Like that of all bottles left to the whim of the oceans, its course was unpredictable. Winds and currents play large roles in any bottle's direction; storms and debris may shift its course as well. Occasionally a fishing net will snag a bottle and carry it a dozen miles in the opposite direction in which it was headed. The result is that two bottles dropped simultaneously into the ocean might end up a continent apart, or even on opposite sides of the globe. There is no way to predict where a bottle might travel, and that is part of its mystery.
This mystery has intrigued people for as long as there have been bottles, and a few people have tried to learn more about it. In 1929 a crew of German scientists set out to track the journey of one particular bottle. It was set to sea in the South Indian Ocean with a note inside asking the finder to record the location where it washed up and to throw it back into the sea. By 1935 it had rounded the world and traveled approximately sixteen thousand miles, the longest distance officially recorded.
Messages in bottles have been chronicled for centuries and include some of the most famous names in history. Ben Franklin, for instance, used message-carrying bottles to compile a basic knowledge of East Coast currents in the mid-1700s-information that is still in use to this day. Even now the U.S. Navy uses bottles to compile information on tides and currents, and they are frequently used to track the direction of oil spills. The most celebrated message ever sent concerned a young sailor in 1784, Chunosuke Matsuyama, who was stranded on a coral reef, devoid of food and water after his boat was shipwrecked. Before his death, he carved the account of what had happened on a piece of wood, then sealed the message in a bottle. In 1935, 150 years after it had been set afloat, it washed up in the small seaside village in Japan where Matsuyama had been born..

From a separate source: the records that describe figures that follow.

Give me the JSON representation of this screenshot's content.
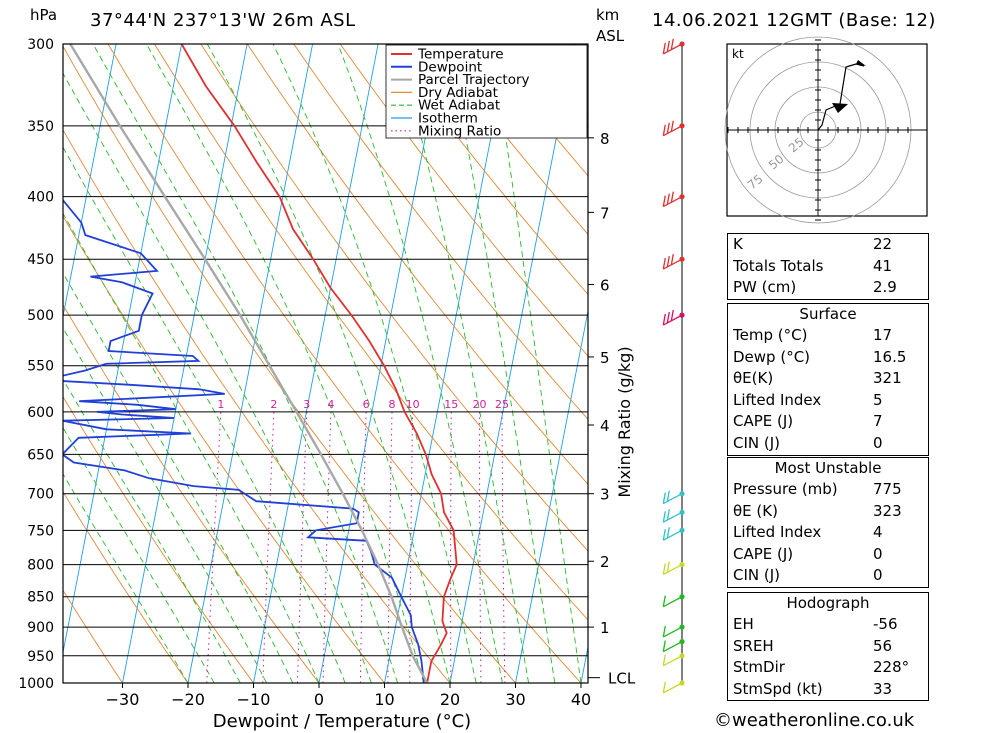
{
  "header": {
    "location": "37°44'N  237°13'W  26m  ASL",
    "datetime": "14.06.2021  12GMT  (Base: 12)",
    "pressure_unit": "hPa",
    "height_unit": "km",
    "height_unit2": "ASL"
  },
  "footer": {
    "credit": "©weatheronline.co.uk"
  },
  "chart_data": {
    "type": "line",
    "subtype": "skew-T log-P diagram",
    "xlabel": "Dewpoint / Temperature (°C)",
    "ylabel_right": "Mixing Ratio (g/kg)",
    "x_ticks": [
      -30,
      -20,
      -10,
      0,
      10,
      20,
      30,
      40
    ],
    "pressure_levels": [
      300,
      350,
      400,
      450,
      500,
      550,
      600,
      650,
      700,
      750,
      800,
      850,
      900,
      950,
      1000
    ],
    "height_km_ticks": [
      1,
      2,
      3,
      4,
      5,
      6,
      7,
      8
    ],
    "lcl_label": "LCL",
    "mixing_ratio_labels": [
      "1",
      "2",
      "3",
      "4",
      "6",
      "8",
      "10",
      "15",
      "20",
      "25"
    ],
    "legend": [
      "Temperature",
      "Dewpoint",
      "Parcel Trajectory",
      "Dry Adiabat",
      "Wet Adiabat",
      "Isotherm",
      "Mixing Ratio"
    ],
    "colors": {
      "temperature": "#e03030",
      "dewpoint": "#2040d8",
      "parcel": "#a8a8a8",
      "dry_adiabat": "#e08a3a",
      "wet_adiabat": "#2ab82a",
      "isotherm": "#1f9fe8",
      "mixing_ratio": "#d0209a"
    },
    "series": [
      {
        "name": "Temperature",
        "points": [
          [
            1000,
            16.5
          ],
          [
            960,
            16.5
          ],
          [
            930,
            17.5
          ],
          [
            910,
            18
          ],
          [
            890,
            17
          ],
          [
            850,
            16.5
          ],
          [
            820,
            17
          ],
          [
            800,
            17.5
          ],
          [
            750,
            16
          ],
          [
            725,
            14
          ],
          [
            700,
            13
          ],
          [
            675,
            11
          ],
          [
            650,
            9.5
          ],
          [
            625,
            7.5
          ],
          [
            600,
            5
          ],
          [
            575,
            3
          ],
          [
            550,
            0.5
          ],
          [
            525,
            -2.5
          ],
          [
            500,
            -6
          ],
          [
            475,
            -10
          ],
          [
            450,
            -13.5
          ],
          [
            425,
            -17.5
          ],
          [
            400,
            -20.5
          ],
          [
            375,
            -25
          ],
          [
            350,
            -29.5
          ],
          [
            325,
            -35
          ],
          [
            300,
            -40
          ]
        ]
      },
      {
        "name": "Dewpoint",
        "points": [
          [
            1000,
            16
          ],
          [
            960,
            15
          ],
          [
            930,
            14
          ],
          [
            910,
            13
          ],
          [
            900,
            12.5
          ],
          [
            880,
            12
          ],
          [
            850,
            10
          ],
          [
            820,
            8
          ],
          [
            800,
            5
          ],
          [
            780,
            4
          ],
          [
            765,
            3
          ],
          [
            760,
            -6
          ],
          [
            750,
            -5
          ],
          [
            740,
            1
          ],
          [
            725,
            1
          ],
          [
            720,
            0
          ],
          [
            710,
            -15
          ],
          [
            700,
            -17
          ],
          [
            695,
            -18
          ],
          [
            690,
            -25
          ],
          [
            680,
            -32
          ],
          [
            670,
            -36
          ],
          [
            660,
            -44
          ],
          [
            650,
            -46
          ],
          [
            630,
            -44
          ],
          [
            625,
            -27
          ],
          [
            620,
            -40
          ],
          [
            610,
            -47
          ],
          [
            607,
            -30
          ],
          [
            603,
            -38
          ],
          [
            600,
            -42
          ],
          [
            597,
            -30
          ],
          [
            592,
            -36
          ],
          [
            588,
            -45
          ],
          [
            580,
            -23
          ],
          [
            575,
            -27
          ],
          [
            570,
            -38
          ],
          [
            565,
            -51
          ],
          [
            555,
            -45
          ],
          [
            548,
            -42
          ],
          [
            545,
            -28
          ],
          [
            540,
            -29
          ],
          [
            535,
            -42
          ],
          [
            525,
            -42
          ],
          [
            515,
            -38
          ],
          [
            500,
            -38
          ],
          [
            480,
            -37
          ],
          [
            470,
            -42
          ],
          [
            465,
            -47
          ],
          [
            460,
            -37
          ],
          [
            445,
            -40
          ],
          [
            430,
            -49
          ],
          [
            420,
            -50
          ],
          [
            400,
            -54
          ],
          [
            380,
            -56
          ],
          [
            370,
            -60
          ],
          [
            350,
            -70
          ],
          [
            330,
            -74
          ],
          [
            300,
            -76
          ]
        ]
      },
      {
        "name": "Parcel Trajectory",
        "points": [
          [
            1000,
            16.5
          ],
          [
            950,
            13.5
          ],
          [
            900,
            11
          ],
          [
            850,
            8.5
          ],
          [
            800,
            5.5
          ],
          [
            750,
            2
          ],
          [
            700,
            -2
          ],
          [
            650,
            -6.5
          ],
          [
            600,
            -11.5
          ],
          [
            550,
            -17
          ],
          [
            500,
            -23
          ],
          [
            450,
            -30
          ],
          [
            400,
            -38
          ],
          [
            350,
            -47
          ],
          [
            300,
            -57
          ]
        ]
      }
    ],
    "hodograph": {
      "unit": "kt",
      "ring_labels": [
        "25",
        "50",
        "75"
      ]
    },
    "wind_barbs_pressure": [
      1000,
      950,
      925,
      900,
      850,
      800,
      750,
      725,
      700,
      500,
      450,
      400,
      350,
      300
    ],
    "indices": {
      "K": "22",
      "Totals Totals": "41",
      "PW (cm)": "2.9"
    }
  },
  "panels": {
    "general": [
      {
        "k": "K",
        "v": "22"
      },
      {
        "k": "Totals Totals",
        "v": "41"
      },
      {
        "k": "PW (cm)",
        "v": "2.9"
      }
    ],
    "surface": {
      "title": "Surface",
      "rows": [
        {
          "k": "Temp (°C)",
          "v": "17"
        },
        {
          "k": "Dewp (°C)",
          "v": "16.5"
        },
        {
          "k": "θE(K)",
          "v": "321"
        },
        {
          "k": "Lifted Index",
          "v": "5"
        },
        {
          "k": "CAPE (J)",
          "v": "7"
        },
        {
          "k": "CIN (J)",
          "v": "0"
        }
      ]
    },
    "unstable": {
      "title": "Most Unstable",
      "rows": [
        {
          "k": "Pressure (mb)",
          "v": "775"
        },
        {
          "k": "θE (K)",
          "v": "323"
        },
        {
          "k": "Lifted Index",
          "v": "4"
        },
        {
          "k": "CAPE (J)",
          "v": "0"
        },
        {
          "k": "CIN (J)",
          "v": "0"
        }
      ]
    },
    "hodograph": {
      "title": "Hodograph",
      "rows": [
        {
          "k": "EH",
          "v": "-56"
        },
        {
          "k": "SREH",
          "v": "56"
        },
        {
          "k": "StmDir",
          "v": "228°"
        },
        {
          "k": "StmSpd (kt)",
          "v": "33"
        }
      ]
    }
  }
}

The bottle that had been dropped on a warm summer evening, however, did not contain a message about a shipwreck, nor was it being used to chart the seas. But it did contain a message that would change two people forever, two people who would otherwise never have met, and for this reason it could be called a fated message. For six days it slowly floated in a northeasterly direction, driven by winds from a high-pressure system hovering above the Gulf of Mexico. On the seventh day the winds died, and the bottle steered itself directly eastward, eventually finding its way to the Gulf Stream, where it then picked up speed, traveling north at almost seventy miles per day.
Two and a half weeks after its launch, the bottle still followed the Gulf Stream. On the seventeenth day, however, another storm-this time over the mid-Atlantic-brought easterly winds strong enough to drive the bottle from the current, and the bottle began to drift toward New England. Without the Gulf Stream forcing it along, the bottle slowed again and it zigzagged in various directions near the Massachusetts shore for five days until it was snagged in a fishing net by John Hanes. Hanes found the bottle surrounded by a thousand flopping perch and tossed it aside while he examined his catch. As luck would have it, the bottle didn't break, but it was promptly forgotten and remained near the bow of the boat for the rest of the afternoon and early evening as the boat made its journey back to Cape Cod Bay. At eight-thirty that night-and once the boat was safely inside the confines of the bay-Hanes stumbled across the bottle again while smoking a cigarette. Because the sun was dropping lower in the sky, he picked it up but saw nothing unusual inside, and he tossed it overboard without a second glance, thereby insuring that the bottle would wash up along one of the many small communities that lined the bay.
It didn't happen right away, however. The bottle drifted back and forth for a few days-as if deciding where to go before choosing its course-and it finally washed up along the shore on a beach near Chatham.
And it was there, after 26 days and 738 miles, that it ended its journey.